Disclaimer: I do not own Switched at Birth or any of its characters. I do own Alderdeen and its inhabitants, as well as the baby.
Also, I'm going to try to make this chapter long-ish, but with the scene I have in mind for this chapter, it might not be.
I eventually had to come out of the bathroom. I slowly opened the door, peeking out. Emmett sat on the floor, directly next to the door, lost in thought.
I silently walked past him. If he was still mad, I didn't want to set anything off. Perhaps calling him hadn't been the best idea... it might have been better to call someone else. Someone who wasn't currently upset with me. Like... well... no one, I guess.
Dismissing that train of thought, I pulled back the covers, getting into bed. After a couple minutes, Emmett got up and looked at me.
'I'll take the floor.'
Yeah, he could do that.
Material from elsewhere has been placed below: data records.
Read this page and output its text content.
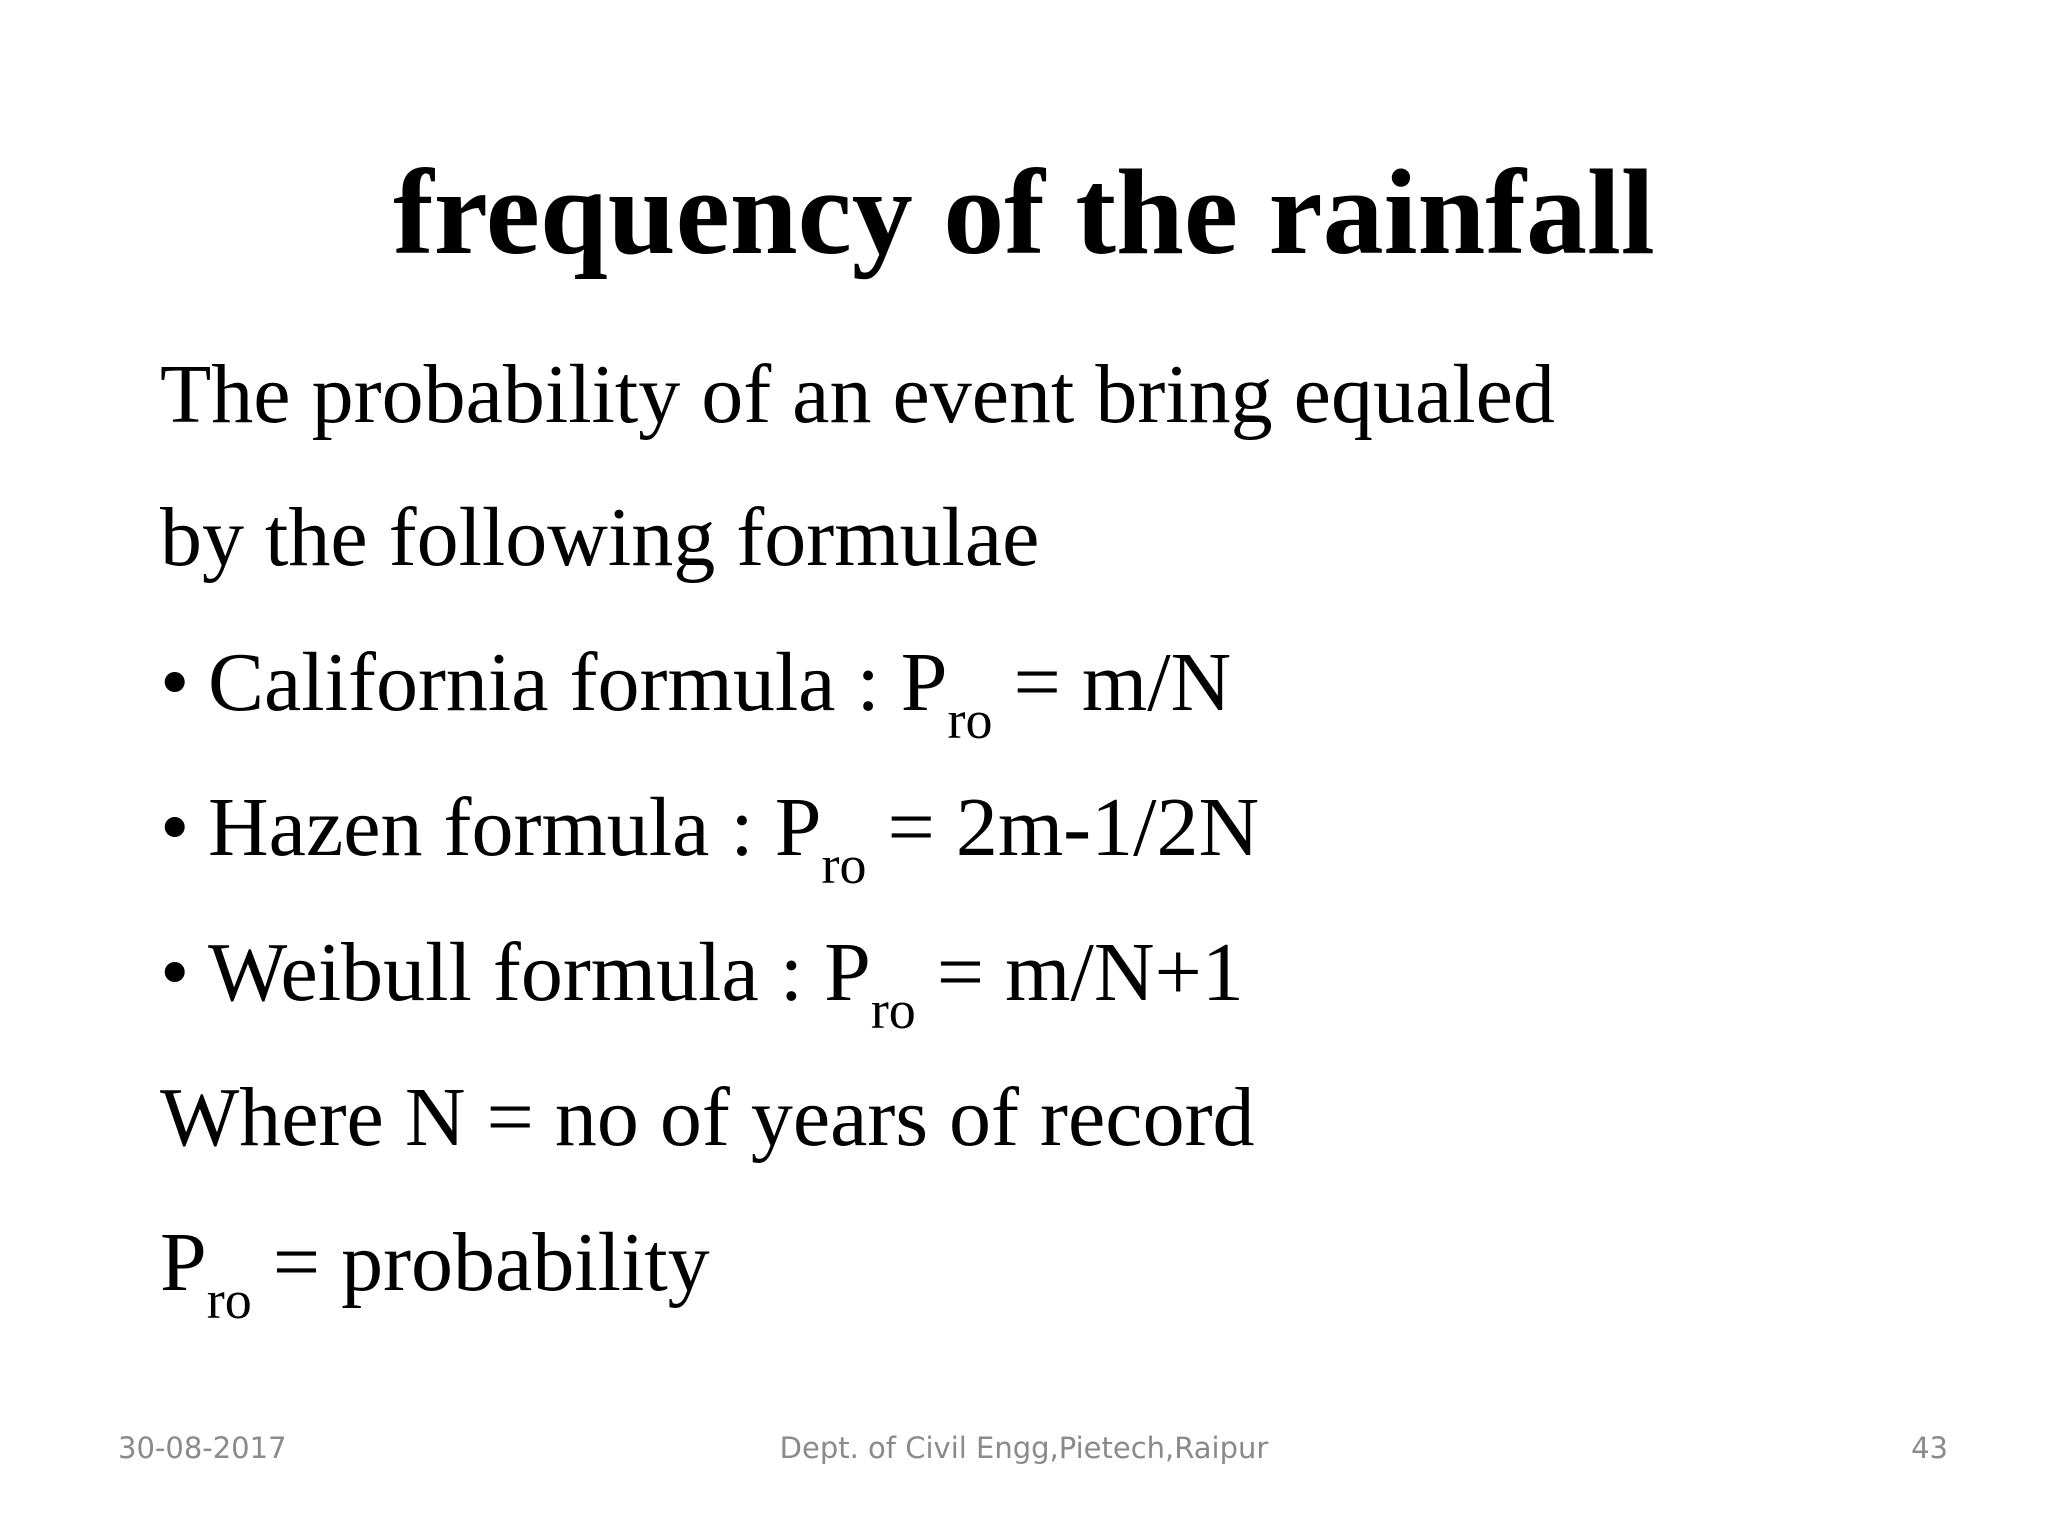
frequency of the rainfall

The probability of an event bring equaled

by the following formulae

• California formula : $P_{ro} = m/N$

• Hazen formula : $P_{ro} = 2m-1/2N$

• Weibull formula : $P_{ro} = m/N+1$

Where N = no of years of record

$P_{ro}$ = probability

30-08-2017	Dept. of Civil Engg,Pietech,Raipur	43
Except that wouldn't be nice, and his child was kind of inside of me, so it wasn't like we hadn't shared a bed before...
'No. It's uncomfortable down there. Just get in.'
He hesitated slightly. 'Are you sure, Bay?'
Not at all. 'Yes. Just get in.'
He nodded and very slowly got in beside me, laying on top of the covers. Fine. Whatever floated his boat.
I closed my eyes and tried my best to get to sleep, but after a few more minutes, he tapped me lightly. I opened my eyes again and looked at him.
'You said 'I don't know'.'
I swallowed hard, slowly nodding.
'You're thinking about keeping it?'
'I don't know. Maybe. I mean... We're still in school, Emmett. We live with our parents. We don't have jobs. It would be so irresponsible to keep this thing.'
Emmett watched me, his eyes softening. 'But?'
That's the thing about Emmett, I guess. He knows me. He has always known me. Even when we didn't talk a lot, before we dated, before we went looking for Angelo together... he saw through my bullshit. He saw through every excuse I threw his way. Maybe it was because he was deaf. I haven't quite figured that part out. Maybe because he can't hear a person's voice, he is hyper aware of body language or the look in someone's eyes... but when I say something, and I'm thinking something else, he has always known.
'But... But this is my baby. I don't know if I can give my baby away.'
Emmett nodded slightly, understandingly. 'We have time to figure this out.'
'We?'
'No matter what ends up happening, I am here. I'm not going anywhere. You could kick me out of this room right now, and I would sleep against that door. So it doesn't matter if you end up putting him up for adoption, or keeping him. I'll be there at every doctor's appointment you have. I'll be there anytime you need to get away from your family. I'll be by your side when you're in labor.'
I fell silent, slowly letting that sink in. Support. He was offering me support. It was simple... but it meant everything to me.
'He? You want a boy?' I signed jokingly.
He smiled and shook his head. 'No, actually. I want a girl.'
'Oh, really?'
'Yes. I want a little girl that has your hair and your eyes, your artistic ability... I want to dance with her.' I watched as Emmett's blue eyes lit up, clearly looking at a picture only he could see.
'So you want to keep it?'
'Yes,' he signed, not so much as hesitating. 'If we could figure out a way... I would want to keep him. Her. Whichever.'
Once again, my hands fell silent as I regarded him. At the boy who probably would have been my friend my entire life if it weren't for the switch. At the boy who won my heart. The boy who took my vegetable. The boy who completely broke my heart.
The boy who, no matter how much denial and anger I put myself in, I was still completely in love with.
'I disagree,' I signed.
He frowned slightly. 'Disagree with what?'
'I want her to have your eyes.'
Emmett smiled that boyish smile of his. 'Good night.'
'Night.' With that, I rolled over, my back to him, and quickly fell asleep.
So, I know that I don't update nearly as often as people would like (including myself), and I honestly have no excuses... But I wanted to thank everyone who deals with it and sticks with me and reads this anyways. Every review I read just makes me happy, and though this might sound cliche or a like a ploy to get more, they actually do inspire me to write more. So, again, thank you everyone.